Molecular Biology & Molecular Genetics
These researchers study the molecular basis of biological processes including replication, transcription, translation, gene regulation, and cellular function.
Molecular Biology
Research in this area includes studies of the molecular basis of fundamental biological processes including replication, transcription, translation of the genetic code, protein synthesis, gene expression, and cellular function. Researchers study different aspects of these processes ranging from molecular mechanisms in vitro to physiological responses in vivo, using a wide range of systems from microbes to humans. Particular areas of interest include RNA biology, cell growth and proliferation, molecular virology, regulation of gene expression and signal transduction.
Molecular Genetics
This area includes the study of eukaryotic model systems using classical genetics, molecular techniques, and in vivo and in vitro biochemical approaches to study basic questions in cell biology, developmental biology, gene expression, and various human diseases. The faculty members investigate and make discoveries in fundamental mechanisms of life processes such as the structures and biogenesis of the nucleus and other organelles, trafficking and localization of gene products for function, signaling, cell division, development, cellular metabolism, plant metabolites and human nutrition, cancer, and pathogen infection.

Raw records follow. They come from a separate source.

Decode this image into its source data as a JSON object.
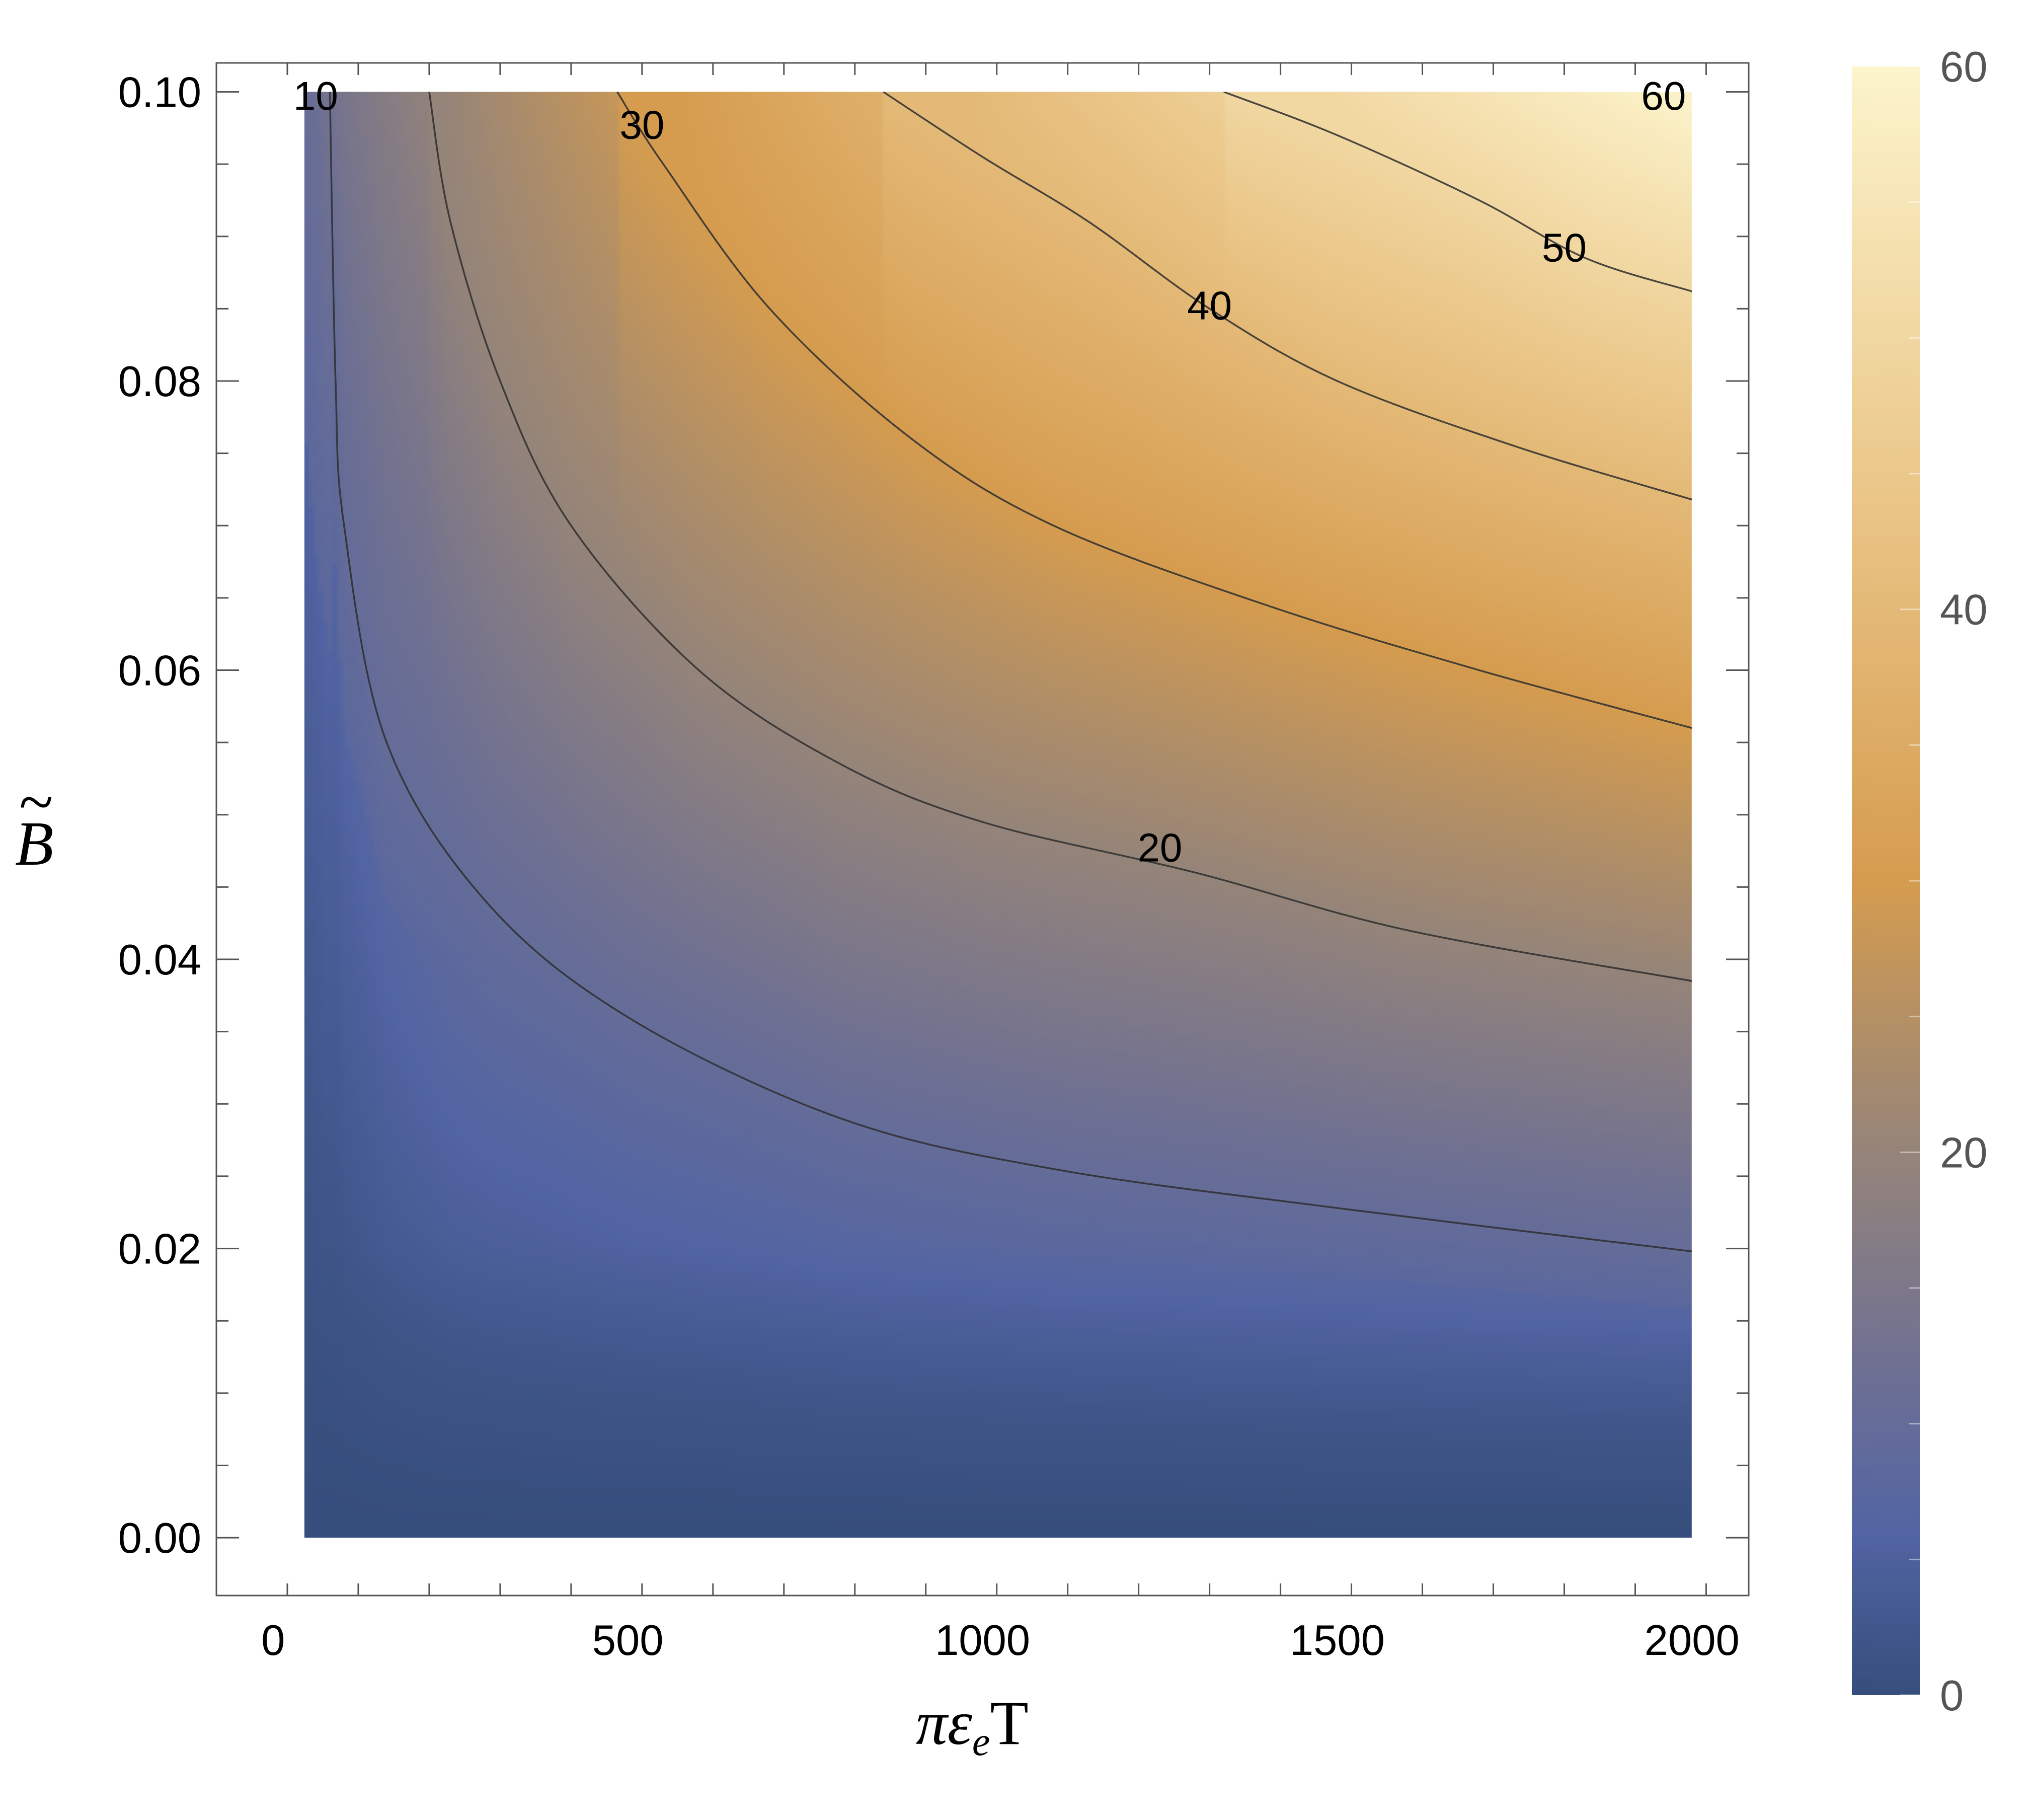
{
  "chart_data": {
    "type": "heatmap",
    "subtype": "contour",
    "title": "",
    "xlabel": {
      "main": "πε",
      "sub": "e",
      "suffix": "T"
    },
    "ylabel": {
      "main": "B",
      "accent": "~"
    },
    "xlim": [
      -80,
      2080
    ],
    "ylim": [
      -0.004,
      0.102
    ],
    "data_domain": {
      "x": [
        44,
        2000
      ],
      "y": [
        0,
        0.1
      ]
    },
    "x_ticks": [
      0,
      500,
      1000,
      1500,
      2000
    ],
    "x_tick_labels": [
      "0",
      "500",
      "1000",
      "1500",
      "2000"
    ],
    "x_minor_step": 100,
    "y_ticks": [
      0,
      0.02,
      0.04,
      0.06,
      0.08,
      0.1
    ],
    "y_tick_labels": [
      "0.00",
      "0.02",
      "0.04",
      "0.06",
      "0.08",
      "0.10"
    ],
    "y_minor_step": 0.005,
    "grid": false,
    "colorbar": {
      "range": [
        0,
        60
      ],
      "ticks": [
        0,
        20,
        40,
        60
      ],
      "tick_labels": [
        "0",
        "20",
        "40",
        "60"
      ],
      "minor_step": 5,
      "stops": [
        {
          "value": 0,
          "color": "#364e7c"
        },
        {
          "value": 6,
          "color": "#5264a3"
        },
        {
          "value": 12,
          "color": "#6e7093"
        },
        {
          "value": 20,
          "color": "#958479"
        },
        {
          "value": 30,
          "color": "#d59c4f"
        },
        {
          "value": 45,
          "color": "#ebc88b"
        },
        {
          "value": 60,
          "color": "#fcf4cc"
        }
      ]
    },
    "contours": [
      {
        "level": 10,
        "label": "10",
        "points": [
          [
            80,
            0.1
          ],
          [
            88,
            0.08
          ],
          [
            100,
            0.07
          ],
          [
            160,
            0.055
          ],
          [
            300,
            0.044
          ],
          [
            500,
            0.036
          ],
          [
            800,
            0.029
          ],
          [
            1100,
            0.0255
          ],
          [
            1500,
            0.0228
          ],
          [
            2000,
            0.0198
          ]
        ]
      },
      {
        "level": 20,
        "label": "20",
        "points": [
          [
            220,
            0.1
          ],
          [
            250,
            0.091
          ],
          [
            320,
            0.08
          ],
          [
            420,
            0.07
          ],
          [
            600,
            0.06
          ],
          [
            800,
            0.0535
          ],
          [
            1000,
            0.0495
          ],
          [
            1300,
            0.046
          ],
          [
            1600,
            0.042
          ],
          [
            2000,
            0.0385
          ]
        ]
      },
      {
        "level": 30,
        "label": "30",
        "points": [
          [
            485,
            0.1
          ],
          [
            550,
            0.095
          ],
          [
            700,
            0.085
          ],
          [
            900,
            0.076
          ],
          [
            1100,
            0.07
          ],
          [
            1400,
            0.0645
          ],
          [
            1700,
            0.06
          ],
          [
            2000,
            0.056
          ]
        ]
      },
      {
        "level": 40,
        "label": "40",
        "points": [
          [
            860,
            0.1
          ],
          [
            1000,
            0.0955
          ],
          [
            1150,
            0.091
          ],
          [
            1320,
            0.085
          ],
          [
            1500,
            0.08
          ],
          [
            1750,
            0.0755
          ],
          [
            2000,
            0.0718
          ]
        ]
      },
      {
        "level": 50,
        "label": "50",
        "points": [
          [
            1340,
            0.1
          ],
          [
            1500,
            0.097
          ],
          [
            1700,
            0.0925
          ],
          [
            1850,
            0.0885
          ],
          [
            2000,
            0.0862
          ]
        ]
      }
    ],
    "contour_labels": [
      {
        "text": "10",
        "x": 60,
        "y": 0.0995
      },
      {
        "text": "20",
        "x": 1250,
        "y": 0.0475
      },
      {
        "text": "30",
        "x": 520,
        "y": 0.0975
      },
      {
        "text": "40",
        "x": 1320,
        "y": 0.085
      },
      {
        "text": "50",
        "x": 1820,
        "y": 0.089
      },
      {
        "text": "60",
        "x": 1960,
        "y": 0.0995
      }
    ],
    "field_samples": [
      {
        "x": 60,
        "y": 0.1,
        "value": 10
      },
      {
        "x": 100,
        "y": 0.035,
        "value": 6
      },
      {
        "x": 300,
        "y": 0.02,
        "value": 6
      },
      {
        "x": 1200,
        "y": 0.015,
        "value": 7
      },
      {
        "x": 1000,
        "y": 0.002,
        "value": 1
      },
      {
        "x": 1200,
        "y": 0.075,
        "value": 33
      },
      {
        "x": 2000,
        "y": 0.1,
        "value": 60
      },
      {
        "x": 2000,
        "y": 0.0,
        "value": 0
      }
    ]
  }
}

Molecular Biophysics & Structural Biology
Researchers in this area study the structure and physical properties of biomolecules, often using methods such as X-ray crystallography, NMR, laser spectroscopy, and single-molecule spectroscopy.
Molecular Biophysics
Researchers in this area study the physical properties of biomolecules, including their stability, dynamics and the physical changes they undergo throughout their functional cycles. Techniques used by this group include atomic force microscopy, calorimetry, laser spectroscopy, mass spectrometry, molecular dynamics simulations, NMR, single-molecule spectroscopy, voltage clamp electrophysiology, and X-ray crystallography. Amyloid formation, ion channel function, histone dynamics, polymerase motion, and protein folding and conformational changes are some of the target areas of study.
Structural Biology
Researchers in this area use techniques such as X-ray crystallography, NMR, electron microscopy, atomic force microscopy, and mass spectrometry to visualize the three-dimensional structures of biological macromolecules, preferably at atomic resolution. The structural information is used to design experiments to evaluate mechanistic models for how the target molecules carry out their functions. Particular areas of interest include protein-RNA complexes, DNA repair enzymes, and cell surface receptors.